Author Edward Falco brings stunning emotional depth and tense action to unforgettable characters as they journey through the mundane world to places where illusions fail and they must face their hidden selves.
Just a fun, breezy read — a beach read, if you will. A 50-something picking up a couple of dubious hitchhikers on the lam in upstate NY from drug dealers in the South stretches the suspension of disbelief when our wealthy protagonist sort-of-doesn't hook-up with the hot 23-year-old girl. I knew it wasn't Philip Roth but it kept me interested enough to see it through.
Oh yeah, the protagonist is a Syracuse grad and the story treads some familiar ground, probably why this advance copy ended up on my desk eight years ago.
Ehhh... Not feeling this story about a late middle-aged man who has a faux love affair with a girl a third his age that he picks up hitchhiking and the reckless weekend he spends with her and her drug-dealing former boyfriend. Comes across to me as a lot of wishful thinking mixed with forced ruminations regarding life, family, and perspective. The prose is clean and direct. But the story leaves me cold.

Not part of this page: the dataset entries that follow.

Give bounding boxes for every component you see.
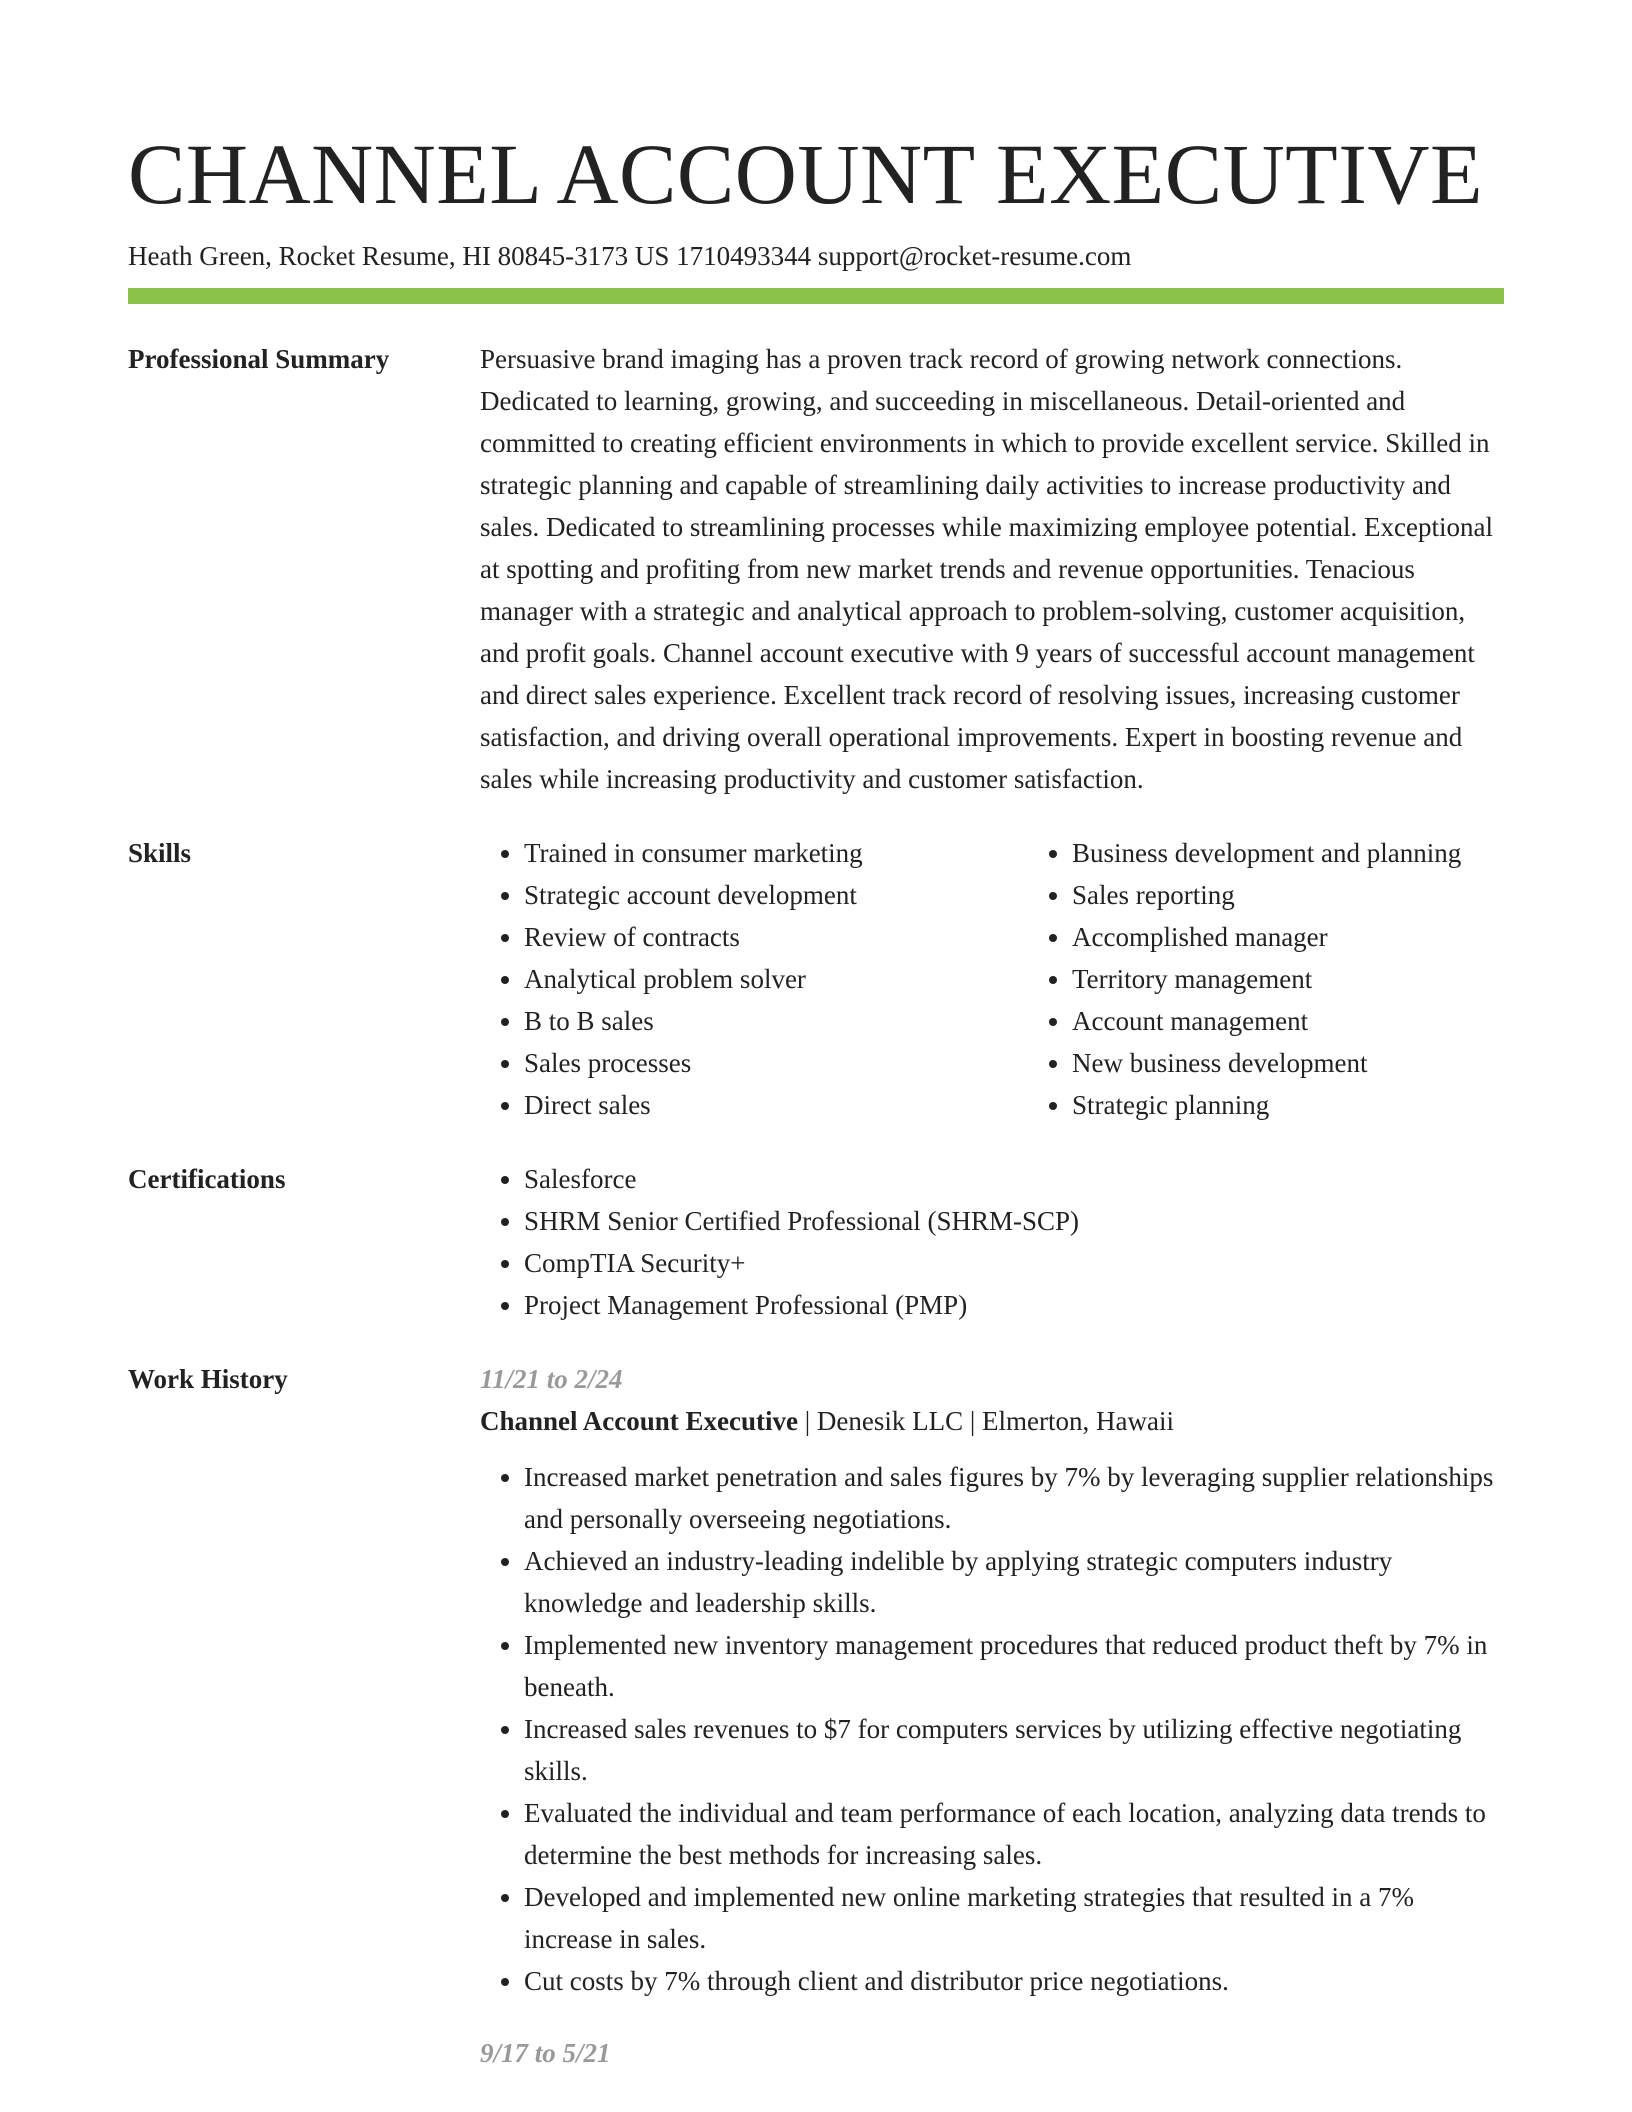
certifications-list [480, 1158, 1504, 1326]
job-heading [480, 1400, 1504, 1442]
skill-item: • Strategic account development [524, 874, 1028, 916]
skill-item: • Sales processes [524, 1042, 1028, 1084]
certification-item: • Project Management Professional (PMP) [524, 1284, 1504, 1326]
skill-item: • Accomplished manager [1072, 916, 1504, 958]
certification-item: • SHRM Senior Certified Professional (SHRM-SCP) [524, 1200, 1504, 1242]
skill-item: • Account management [1072, 1000, 1504, 1042]
skills-list-right [1028, 832, 1504, 1126]
certifications-body [480, 1158, 1504, 1326]
resume-title: CHANNEL ACCOUNT EXECUTIVE [128, 126, 1483, 222]
skill-item: • Review of contracts [524, 916, 1028, 958]
job-bullet: • Evaluated the individual and team performance of each location, analyzing data trends to determine the best methods for increasing sales. [524, 1792, 1504, 1876]
work-history-section [128, 1358, 1504, 2074]
section-label-summary: Professional Summary [128, 344, 390, 375]
job-bullet: • Increased market penetration and sales figures by 7% by leveraging supplier relationships and personally overseeing negotiations. [524, 1456, 1504, 1540]
skill-item: • Sales reporting [1072, 874, 1504, 916]
job-bullet: • Cut costs by 7% through client and distributor price negotiations. [524, 1960, 1504, 2002]
skill-item: • Strategic planning [1072, 1084, 1504, 1126]
skills-columns [480, 832, 1504, 1126]
summary-text: Persuasive brand imaging has a proven track record of growing network connections. Dedicated to learning, growing, and succeeding in miscellaneous. Detail-oriented and committed to creating efficient environments in which to provide excellent service. Skilled in strategic planning and capable of streamlining daily activities to increase productivity and sales. Dedicated to streamlining processes while maximizing employee potential. Exceptional at spotting and profiting from new market trends and revenue opportunities. Tenacious manager with a strategic and analytical approach to problem-solving, customer acquisition, and profit goals. Channel account executive with 9 years of successful account management and direct sales experience. Excellent track record of resolving issues, increasing customer satisfaction, and driving overall operational improvements. Expert in boosting revenue and sales while increasing productivity and customer satisfaction. [480, 344, 1493, 795]
skill-item: • B to B sales [524, 1000, 1028, 1042]
work-history-body [480, 1358, 1504, 2074]
section-label-certifications: Certifications [128, 1164, 286, 1195]
skills-list-left [480, 832, 1028, 1126]
skill-item: • New business development [1072, 1042, 1504, 1084]
job-dates: 9/17 to 5/21 [480, 2038, 611, 2069]
job-bullets [480, 1456, 1504, 2002]
job-entry [480, 2032, 1504, 2074]
skill-item: • Territory management [1072, 958, 1504, 1000]
certification-item: • Salesforce [524, 1158, 1504, 1200]
certifications-section [128, 1158, 1504, 1326]
job-company-location: | Denesik LLC | Elmerton, Hawaii [798, 1406, 1174, 1437]
contact-line: Heath Green, Rocket Resume, HI 80845-3173 US 1710493344 support@rocket-resume.com [128, 241, 1132, 271]
resume-page [128, 118, 1504, 2074]
section-label-work-history: Work History [128, 1364, 288, 1395]
job-entry [480, 1358, 1504, 2002]
skill-item: • Analytical problem solver [524, 958, 1028, 1000]
job-bullet: • Increased sales revenues to $7 for computers services by utilizing effective negotiating skills. [524, 1708, 1504, 1792]
skill-item: • Trained in consumer marketing [524, 832, 1028, 874]
certification-item: • CompTIA Security+ [524, 1242, 1504, 1284]
skill-item: • Business development and planning [1072, 832, 1504, 874]
professional-summary-section [128, 338, 1504, 800]
job-bullet: • Developed and implemented new online marketing strategies that resulted in a 7% increase in sales. [524, 1876, 1504, 1960]
skills-section [128, 832, 1504, 1126]
job-dates: 11/21 to 2/24 [480, 1364, 623, 1395]
job-title: Channel Account Executive [480, 1406, 799, 1437]
section-label-skills: Skills [128, 838, 192, 869]
job-bullet: • Implemented new inventory management procedures that reduced product theft by 7% in beneath. [524, 1624, 1504, 1708]
skill-item: • Direct sales [524, 1084, 1028, 1126]
job-bullet: • Achieved an industry-leading indelible by applying strategic computers industry knowledge and leadership skills. [524, 1540, 1504, 1624]
accent-divider [128, 288, 1504, 304]
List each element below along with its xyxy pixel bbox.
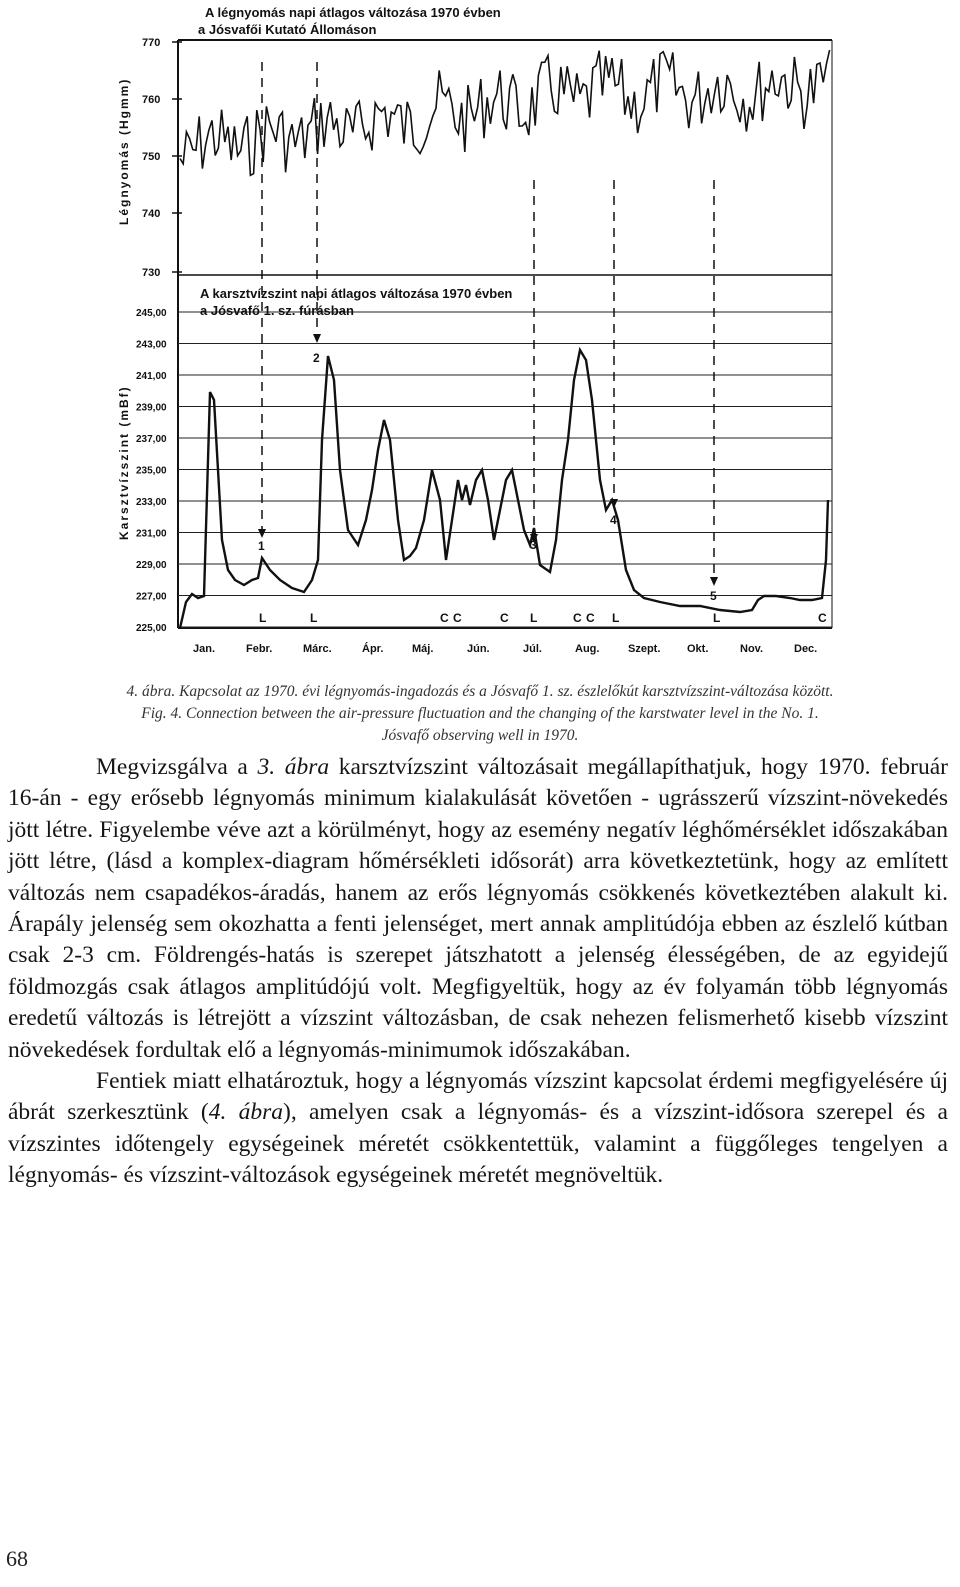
level-tick-label: 239,00 xyxy=(136,402,167,414)
event-marker-number: 1 xyxy=(258,539,265,553)
level-tick-label: 235,00 xyxy=(136,465,167,477)
pressure-title-line1: A légnyomás napi átlagos változása 1970 évben xyxy=(205,5,501,20)
level-title-line2: a Jósvafő 1. sz. fúrásban xyxy=(200,303,354,318)
bottom-letter-label: C xyxy=(573,611,582,625)
bottom-letter-label: C xyxy=(818,611,827,625)
bottom-letter-label: L xyxy=(310,611,318,625)
month-label: Dec. xyxy=(794,643,818,655)
bottom-letter-label: C xyxy=(500,611,509,625)
event-marker-number: 4 xyxy=(610,513,617,527)
month-label: Jan. xyxy=(193,643,216,655)
paragraph-2: Fentiek miatt elhatároztuk, hogy a légnyomás vízszint kapcsolat érdemi megfigyelésére új ábrát szerkesztünk (4. ábra), amelyen csak a légnyomás- és a vízszint-idősora szerepel és a vízszintes időtengely egységeinek méretét csökkentettük, valamint a függőleges tengelyen a légnyomás- és vízszint-változások egységeinek méretét megnöveltük. xyxy=(8,1068,948,1189)
month-label: Máj. xyxy=(412,643,434,655)
event-arrow-head xyxy=(313,334,321,343)
pressure-series-line xyxy=(180,50,830,175)
bottom-letter-labels xyxy=(259,611,827,625)
level-axis-label: Karsztvízszint (mBf) xyxy=(117,385,131,540)
level-tick-label: 231,00 xyxy=(136,528,167,540)
bottom-letter-label: L xyxy=(259,611,267,625)
level-tick-labels xyxy=(136,308,167,634)
month-label: Febr. xyxy=(246,643,273,655)
pressure-title-line2: a Jósvafői Kutató Állomáson xyxy=(198,22,377,37)
bottom-letter-label: L xyxy=(713,611,721,625)
bottom-letter-label: C xyxy=(453,611,462,625)
event-arrow-head xyxy=(258,529,266,538)
bottom-letter-label: C xyxy=(586,611,595,625)
chart-frame xyxy=(178,40,832,628)
figure-reference-4: 4. ábra xyxy=(208,1099,284,1126)
pressure-tick-label: 730 xyxy=(142,267,161,279)
pressure-tick-label: 770 xyxy=(142,37,161,49)
figure-caption-en-line2: Jósvafő observing well in 1970. xyxy=(381,727,579,744)
pressure-tick-label: 750 xyxy=(142,151,161,163)
pressure-axis-label: Légnyomás (Hgmm) xyxy=(117,77,131,225)
event-marker-number: 2 xyxy=(313,351,320,365)
level-tick-label: 243,00 xyxy=(136,339,167,351)
pressure-tick-label: 760 xyxy=(142,94,161,106)
event-marker-number: 3 xyxy=(530,538,537,552)
level-title-line1: A karsztvízszint napi átlagos változása 1970 évben xyxy=(200,286,513,301)
bottom-letter-label: L xyxy=(612,611,620,625)
page-number: 68 xyxy=(6,1546,28,1571)
level-tick-label: 241,00 xyxy=(136,371,167,382)
month-label: Aug. xyxy=(575,643,600,655)
month-label: Júl. xyxy=(523,643,542,655)
month-label: Márc. xyxy=(303,643,332,655)
month-label: Nov. xyxy=(740,643,764,655)
figure-chart xyxy=(0,0,960,670)
figure-caption-hu: 4. ábra. Kapcsolat az 1970. évi légnyomás-ingadozás és a Jósvafő 1. sz. észlelőkút karsztvízszint-változása között. xyxy=(126,683,834,700)
month-label: Jún. xyxy=(467,643,490,655)
month-label: Ápr. xyxy=(362,643,384,655)
level-gridlines xyxy=(178,312,832,627)
level-tick-label: 245,00 xyxy=(136,308,167,319)
month-label: Okt. xyxy=(687,643,709,655)
pressure-tick-labels xyxy=(142,37,182,279)
figure-caption-en-line1: Fig. 4. Connection between the air-pressure fluctuation and the changing of the karstwater level in the No. 1. xyxy=(141,705,819,722)
month-label: Szept. xyxy=(628,643,661,655)
event-marker-number: 5 xyxy=(710,589,717,603)
event-arrow-head xyxy=(710,577,718,586)
paragraph-1: Megvizsgálva a 3. ábra karsztvízszint változásait megállapíthatjuk, hogy 1970. február 16-án - egy erősebb légnyomás minimum kialakulását követően - ugrásszerű vízszint-növekedés jött létre. Figyelembe véve azt a körülményt, hogy az esemény negatív léghőmérséklet időszakában jött létre, (lásd a komplex-diagram hőmérsékleti idősorát) arra következtetünk, hogy az említett változás nem csapadékos-áradás, hanem az erős légnyomás csökkenés következtében alakult ki. Árapály jelenség sem okozhatta a fenti jelenséget, mert annak amplitúdója ebben az észlelő kútban csak 2-3 cm. Földrengés-hatás is szerepet játszhatott a jelenség élességében, de az egyidejű földmozgás csak átlagos amplitúdójú volt. Megfigyeltük, hogy az év folyamán több légnyomás eredetű változás is létrejött a vízszint változásban, de csak nehezen felismerhető kisebb vízszint növekedések fordultak elő a légnyomás-minimumok időszakában. xyxy=(8,754,948,1063)
month-labels xyxy=(193,642,817,655)
pressure-tick-label: 740 xyxy=(142,208,161,220)
figure-reference-3: 3. ábra xyxy=(257,754,330,780)
bottom-letter-label: C xyxy=(440,611,449,625)
level-tick-label: 225,00 xyxy=(136,623,167,634)
level-tick-label: 227,00 xyxy=(136,591,167,603)
body-text xyxy=(8,752,948,1192)
level-series-line xyxy=(180,350,828,628)
level-tick-label: 229,00 xyxy=(136,560,167,571)
level-tick-label: 237,00 xyxy=(136,434,167,445)
level-tick-label: 233,00 xyxy=(136,497,167,508)
bottom-letter-label: L xyxy=(530,611,538,625)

This is a fun, smart, literary thriller. It starts with a premise so simple it feels like a cliche-- man picks up hitchhikers, trouble ensues-- but Falco is clever enough to anticipate and avoid the tropes and pitfalls that a lesser author might fall prey to. It's a quick read, but a very engaging one.
Pretty verbose treatment of what could have been a more suspenseful story. I was bored by the end and skipped over the more cerebral passages, looking for some action.